Ciencia Unificada en Perspectiva
Toda la literatura científica trata la convección y la circulación como un fenómeno macroscópico, es decir, que ocurre a escalas mayores que los átomos. Al mismo tiempo, muchas características del reino atómico siguen siendo un misterio. Cuestiones fundamentales como «cuál es la fuente del espín en las partículas subatómicas, o por qué el protón nunca decae, o qué es en realidad el zitterbewegung (un temblor a la velocidad de la luz en el camino del movimiento de las partículas predicho por la ecuación de Dirac)…» y otras más, siguen sin resolverse…
Del mismo modo, en el otro lado de la escala. A nivel cosmológico, el 96% del Universo está compuesto por una masa oscura y una energía oscura desconocidas y aún no detectadas …
Evidentemente, falta algo ENORME en nuestra comprensión de la fisicalidad que nos rodea.

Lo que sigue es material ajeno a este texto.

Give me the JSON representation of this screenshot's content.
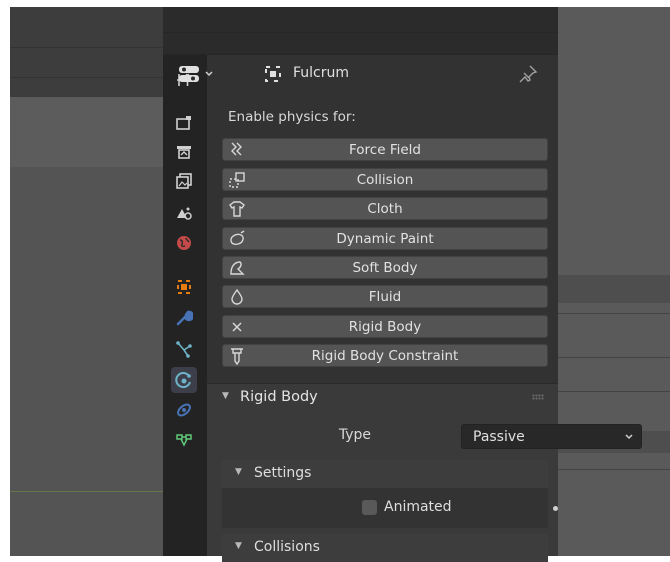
{
  "object": {
    "name": "Fulcrum"
  },
  "physics": {
    "enable_label": "Enable physics for:",
    "buttons": [
      {
        "label": "Force Field",
        "icon": "force-field-icon"
      },
      {
        "label": "Collision",
        "icon": "collision-icon"
      },
      {
        "label": "Cloth",
        "icon": "cloth-icon"
      },
      {
        "label": "Dynamic Paint",
        "icon": "dynamic-paint-icon"
      },
      {
        "label": "Soft Body",
        "icon": "soft-body-icon"
      },
      {
        "label": "Fluid",
        "icon": "fluid-icon"
      },
      {
        "label": "Rigid Body",
        "icon": "close-x-icon"
      },
      {
        "label": "Rigid Body Constraint",
        "icon": "rigid-body-constraint-icon"
      }
    ]
  },
  "rigid_body_panel": {
    "title": "Rigid Body",
    "type_label": "Type",
    "type_value": "Passive",
    "settings": {
      "title": "Settings",
      "animated_label": "Animated",
      "animated_checked": false
    },
    "collisions": {
      "title": "Collisions"
    }
  },
  "tabs": [
    "tool-tab-icon",
    "render-tab-icon",
    "output-tab-icon",
    "view-layer-tab-icon",
    "scene-tab-icon",
    "world-tab-icon",
    "object-tab-icon",
    "modifiers-tab-icon",
    "particles-tab-icon",
    "physics-tab-icon",
    "constraints-tab-icon",
    "data-tab-icon"
  ],
  "colors": {
    "accent_blue": "#4772b3",
    "object_orange": "#e87d0d",
    "world_red": "#e64d4d",
    "particles_teal": "#6fb3c9",
    "data_green": "#5fc97a"
  }
}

En los modelos de la física moderna falta un mecanismo fundamental que se propague desde la diminuta escala de Planck y llegue hasta la escala universal.
¿Y si existieran flujos a escala de Planck en el interior de los átomos, y si los átomos fueran el resultado de los mismos procesos -circulaciones y vórtices- que ocurren a nivel micro e inferior? En otras palabras, ¿y si la fuente y el mecanismo últimos estuvieran impulsados por la termodinámica y la vorticidad del propio espaciotiempo, que producen todos estos fenómenos como propiedades emergentes del plasma del vacío cuántico?
Uno de los principales problemas de la física es la falta de una fuente para el espín y la masa. El espín debe añadirse a mano en las ecuaciones de la mecánica cuántica; por lo tanto, se trata como un comportamiento no clásico. Y la fuente de masa no se explica satisfactoriamente por el mecanismo de Higgs, que sólo puede explicar menos del 2% de la masa.
Al considerar adecuadamente las fluctuaciones del vacío (su estructura, ordenamiento y dinámica), Nassim Haramein ha resuelto la mayoría de los problemas fundamentales de la física moderna, tanto a escala cuántica [1,2,3] como cosmológica [4]. El modelo holográfico generalizado da una solución cuantizada a la gravedad y la masa, llegando a la conclusión de que todo surge del plasma del vacío cuántico, que no está compuesto de «fluctuaciones aleatorias de energía», como suponen las teorías actuales. En su lugar, el plasma del vacío cuántico tiene múltiples fases, unas más ordenadas que otras, y como se explicará en detalle en el próximo artículo [5], es la termodinámica y la dinámica de fluidos de este plasma compuesto por partículas Planck (acuñadas por Haramein como Unidades Esféricas Planck) lo que da lugar a todas las partículas, fuerzas y campos conocidos.
¡Es la estructura del espaciotiempo girando la que produce la vorticidad y la termodinámica en primer lugar! Los modelos de convección no podrán explicar plenamente la estabilidad de los vórtices geomagnéticos hasta que se tengan en cuenta las fluctuaciones del vacío espaciotemporal…
Nassim HarameinReferencias
[1] Ingersoll, A.P., Ewald, S.P., Tosi, F. et al. Vorticity and divergence at scales down to 200 km within and around the polar cyclones of Jupiter. Nat Astron (2022). https://doi.org/10.1038/s41550-022-01774-0
[2] Haramein, N. (2012). Quantum Gravity and the Holographic Mass, Physical Review & Research International, ISSN: 2231-1815, Page 270-292
[3] Val baker, A.K.F, Haramein, N. and Alirol, O. (2019). The Electron and the Holographic Mass Solution, Physics Essays, Vol 32, Pages 255-262.
[4] Haramein, N & Val Baker, A. K. F. (2019). Resolving the Vacuum Catastrophe: A Generalized Holographic Approach, Journal of High Energy Physics, Gravitation and Cosmology, Vol.05 No.02(2019), Article ID:91083, 13 pages
[5] Alirol. O., and Haramein, N. Scale Invariant Unification of forces, fields, and particles in a quantum vacuum plasma (coming out soon).